While some state legislators are trying to organize an emergency session to override the veto, the president of the State Senate is hostile to the idea of calling a special session and doesn't think it's possible to get the necessary three-quarters of the chamber on board. The only thing KidCare's sponsors can really do is start over and wait for a new budget, and maybe a new governor. Parnell is up for reelection in the fall and his political opponents have called the veto a pander to social conservatives, particularly those in the lower 48 that might offer campaign funding. Two Democratic candidates for governor, Ethan Berkowitz and State Sen. Hollis French, have criticized Parnell's state-funded visit with evangelical Christian group Focus on the Family immediately following the veto. Bill Walker, a Republican challenger who has used his campaign to push for the parental notification initiative, also expressed skepticism about how the trip "furthers the interest of the state."

Alaska's two National Right to Life affiliates still have not met to formally discuss the KidCare funding veto, but Alaska Right to Life President Christie Eberhardt lays out her organization's stance in black and white terms -- repeatedly, with emphasis, and without mentioning KidCare. "We don't support any taxpayer money going to abortion."

But within the movement there is still some misgiving about the impact on KidCare. "It would be dishonest to say I have no concerns," says Paul Renschen, a member of Alaska Interior Right to Life. "It's a mixed decision. It does some harm as well as some good."

If opinion is fractured among Alaska's anti-abortion advocates, it is near monolithic outside the movement. State media has blasted Parnell.
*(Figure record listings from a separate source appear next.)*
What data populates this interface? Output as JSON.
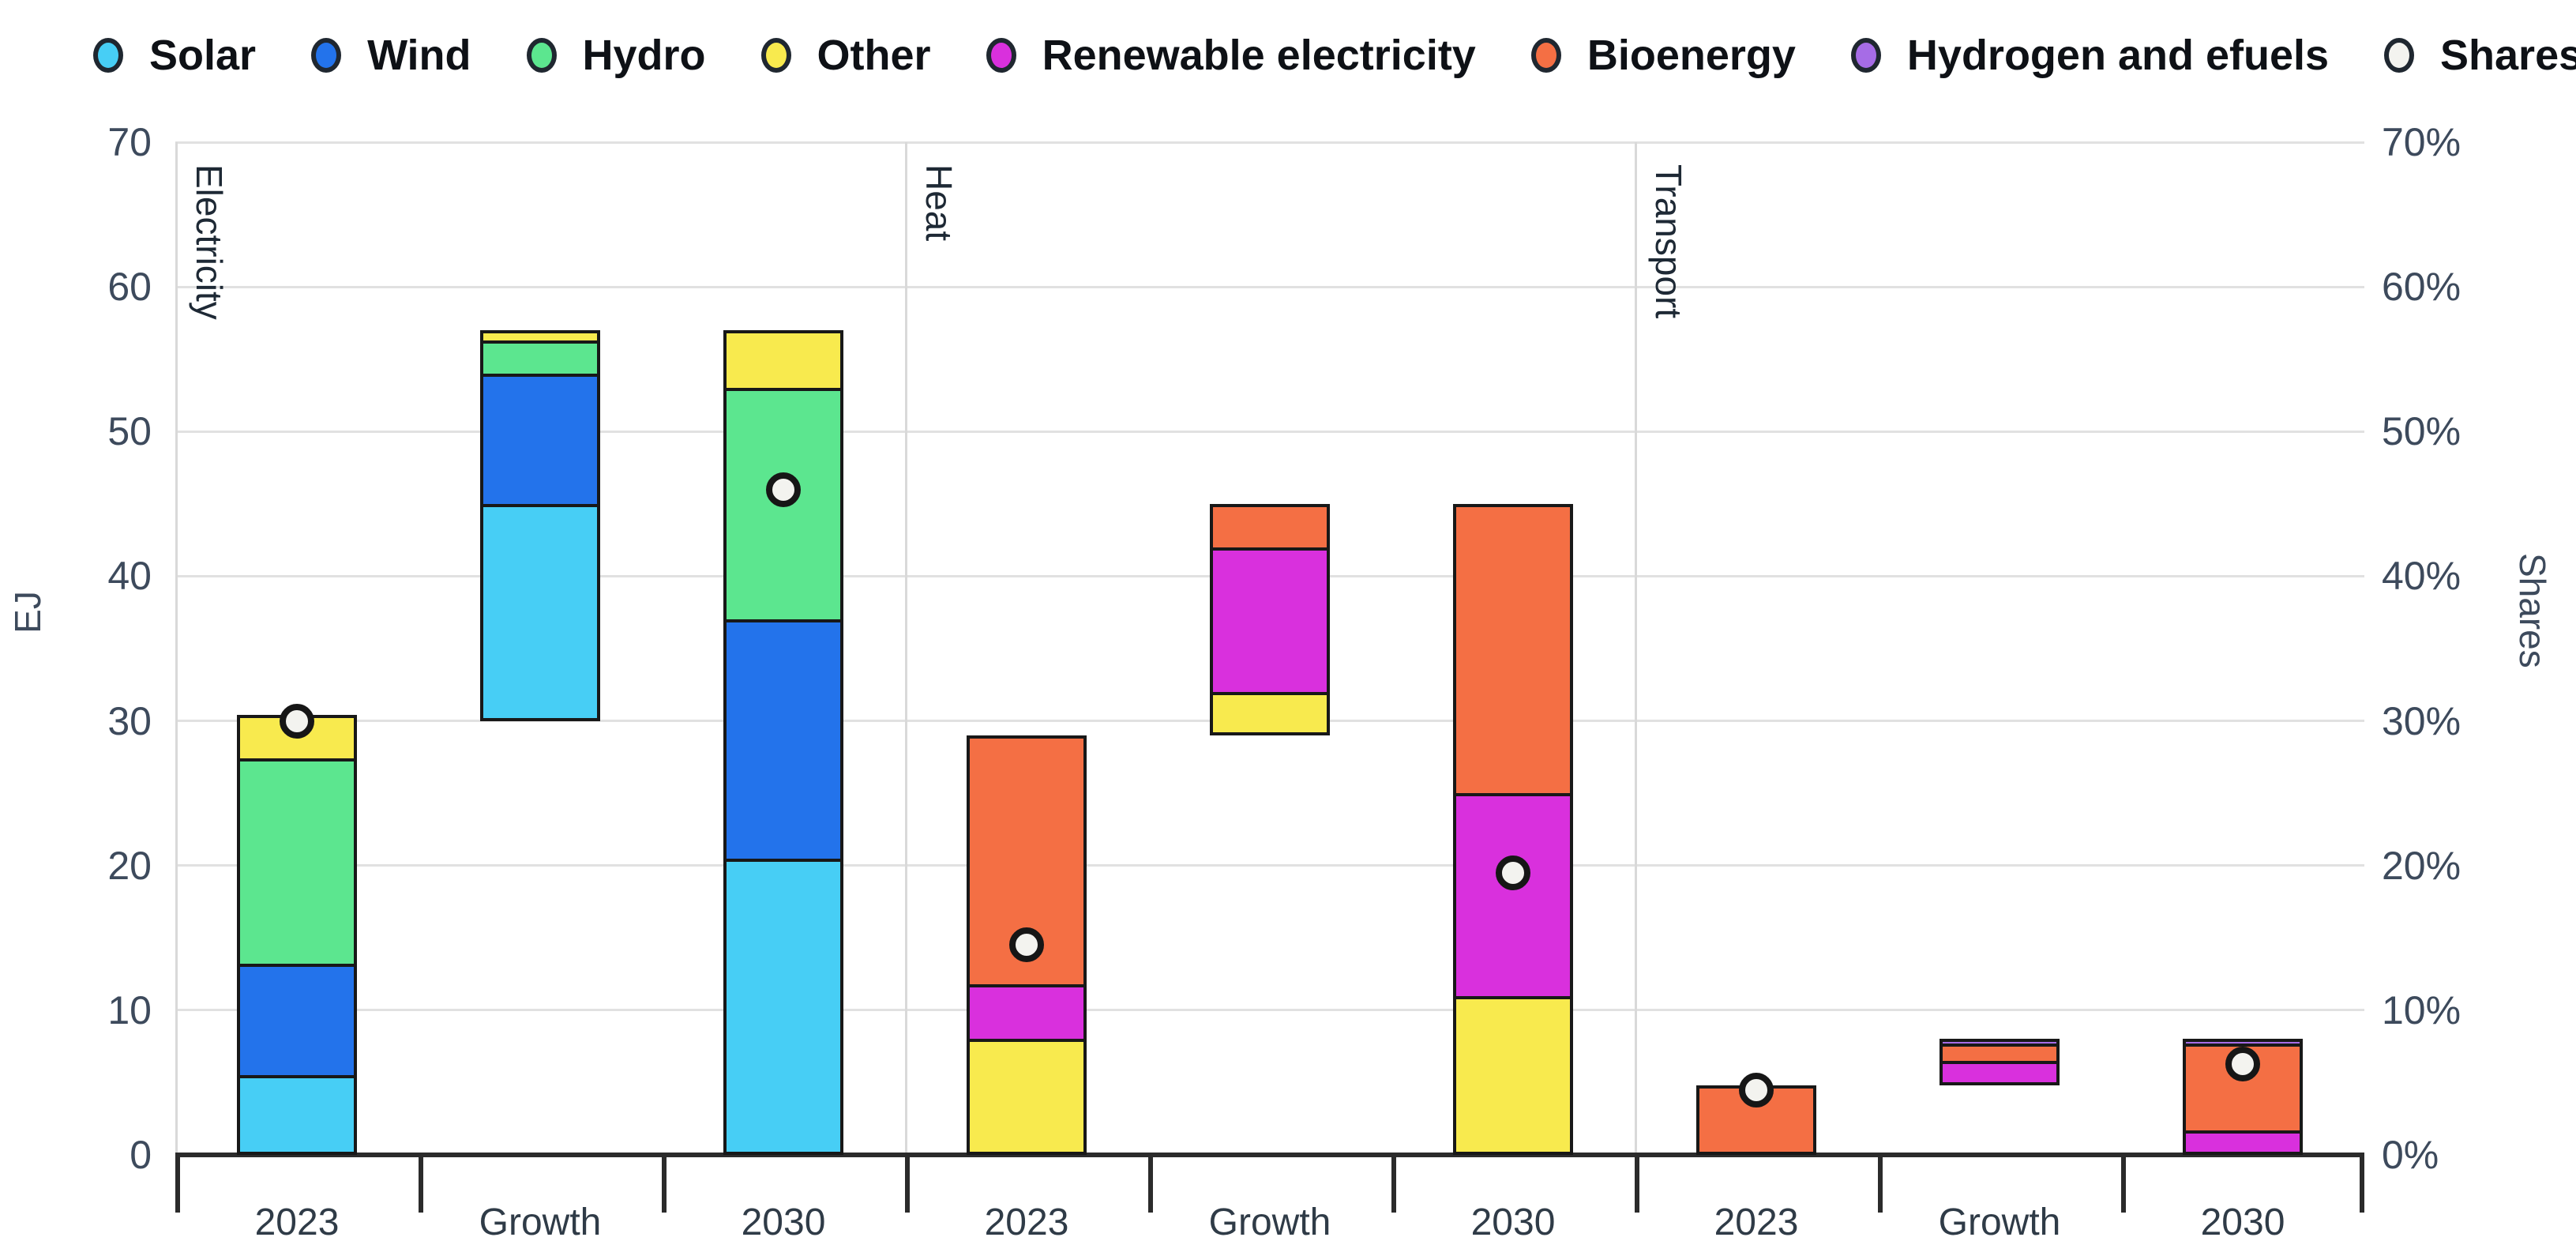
{
  "chart_data": {
    "type": "bar",
    "stacked": true,
    "title": "",
    "left_axis_label": "EJ",
    "right_axis_label": "Shares",
    "ylim": [
      0,
      70
    ],
    "grid": true,
    "legend_position": "top",
    "y_ticks": [
      "0",
      "10",
      "20",
      "30",
      "40",
      "50",
      "60",
      "70"
    ],
    "y_tick_values": [
      0,
      10,
      20,
      30,
      40,
      50,
      60,
      70
    ],
    "right_tick_labels": [
      "0%",
      "10%",
      "20%",
      "30%",
      "40%",
      "50%",
      "60%",
      "70%"
    ],
    "legend": [
      {
        "name": "Solar",
        "color": "#47CEF5"
      },
      {
        "name": "Wind",
        "color": "#2373EB"
      },
      {
        "name": "Hydro",
        "color": "#5CE68F"
      },
      {
        "name": "Other",
        "color": "#F8EA4E"
      },
      {
        "name": "Renewable electricity",
        "color": "#D930DD"
      },
      {
        "name": "Bioenergy",
        "color": "#F46F44"
      },
      {
        "name": "Hydrogen and efuels",
        "color": "#A66CE6"
      },
      {
        "name": "Shares",
        "color": "#F3F3EF"
      }
    ],
    "series_colors": {
      "Solar": "#47CEF5",
      "Wind": "#2373EB",
      "Hydro": "#5CE68F",
      "Other": "#F8EA4E",
      "Renewable electricity": "#D930DD",
      "Bioenergy": "#F46F44",
      "Hydrogen and efuels": "#A66CE6",
      "Shares": "#F3F3EF"
    },
    "groups": [
      {
        "name": "Electricity",
        "bars": [
          {
            "category": "2023",
            "base": 0,
            "segments": [
              {
                "series": "Solar",
                "value": 5.5
              },
              {
                "series": "Wind",
                "value": 7.7
              },
              {
                "series": "Hydro",
                "value": 14.2
              },
              {
                "series": "Other",
                "value": 3.0
              }
            ],
            "total": 30.4,
            "share_pct": 30
          },
          {
            "category": "Growth",
            "base": 30,
            "segments": [
              {
                "series": "Solar",
                "value": 15.0
              },
              {
                "series": "Wind",
                "value": 9.0
              },
              {
                "series": "Hydro",
                "value": 2.3
              },
              {
                "series": "Other",
                "value": 0.7
              }
            ],
            "total": 57,
            "share_pct": null
          },
          {
            "category": "2030",
            "base": 0,
            "segments": [
              {
                "series": "Solar",
                "value": 20.5
              },
              {
                "series": "Wind",
                "value": 16.5
              },
              {
                "series": "Hydro",
                "value": 16.0
              },
              {
                "series": "Other",
                "value": 4.0
              }
            ],
            "total": 57,
            "share_pct": 46
          }
        ]
      },
      {
        "name": "Heat",
        "bars": [
          {
            "category": "2023",
            "base": 0,
            "segments": [
              {
                "series": "Other",
                "value": 8.0
              },
              {
                "series": "Renewable electricity",
                "value": 3.8
              },
              {
                "series": "Bioenergy",
                "value": 17.2
              }
            ],
            "total": 29,
            "share_pct": 14.5
          },
          {
            "category": "Growth",
            "base": 29,
            "segments": [
              {
                "series": "Other",
                "value": 3.0
              },
              {
                "series": "Renewable electricity",
                "value": 10.0
              },
              {
                "series": "Bioenergy",
                "value": 3.0
              }
            ],
            "total": 45,
            "share_pct": null
          },
          {
            "category": "2030",
            "base": 0,
            "segments": [
              {
                "series": "Other",
                "value": 11.0
              },
              {
                "series": "Renewable electricity",
                "value": 14.0
              },
              {
                "series": "Bioenergy",
                "value": 20.0
              }
            ],
            "total": 45,
            "share_pct": 19.5
          }
        ]
      },
      {
        "name": "Transport",
        "bars": [
          {
            "category": "2023",
            "base": 0,
            "segments": [
              {
                "series": "Bioenergy",
                "value": 4.8
              }
            ],
            "total": 4.8,
            "share_pct": 4.5
          },
          {
            "category": "Growth",
            "base": 4.8,
            "segments": [
              {
                "series": "Renewable electricity",
                "value": 1.7
              },
              {
                "series": "Bioenergy",
                "value": 1.2
              },
              {
                "series": "Hydrogen and efuels",
                "value": 0.3
              }
            ],
            "total": 8,
            "share_pct": null
          },
          {
            "category": "2030",
            "base": 0,
            "segments": [
              {
                "series": "Renewable electricity",
                "value": 1.7
              },
              {
                "series": "Bioenergy",
                "value": 6.0
              },
              {
                "series": "Hydrogen and efuels",
                "value": 0.3
              }
            ],
            "total": 8,
            "share_pct": 6.3
          }
        ]
      }
    ]
  }
}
In language lifted straight from the Stupak debate, Anchorage Daily News columnist Elise Patkotak seethed, "So the conclusion one must draw about this veto is either the governor doesn't know what he's supporting when he supports it or, in a crass attempt to polish his credentials with the far right, he threw a bunch of low-income women and children under the proverbial bus."

The argument around the KidCare veto is familiar: How can the governor be pro-family and pro-life if he's willing to leave vulnerable children and pregnant women without the care doctors say they need? The reaction against the veto has also avoided treating abortion like some exotic procedure. KidCare supporters continually stress that this is about improving a broad-based program, and this broad-based program happens to provide abortions recommended by physicians as mandated by the law. "If he was truly motivated by an opposition to abortion, he would eliminate all of Denali KidCare" says Berkowitz. "Abortion under these circumstances is a health-care issue."

The anti-abortion movement consistently declares that it is on the side of children and mothers. But when abortion restriction comes in the context of hurting kids and hurting mothers, backlash is likely, even in conservative states. In the case of Denali KidCare, abortion seemed tangential -- irrelevant, even -- to providing much-needed health services to low-income children and pregnant women. It isn't. Maybe it won't take another state-level Stupak to remind people of this.

Comments

What does a child care program have anything to do with abortion related services? Its called child care. It that is really the case, then some other operation should deal with abortion. And if the amount of money involved is so small (which seems to be the argument as to why is anyone opposing this) then how effective can it be? or useful? or needed? Are you telling me whatever they do that is abortion related, that is so tiny, can't be handled by all the pro abortion groups?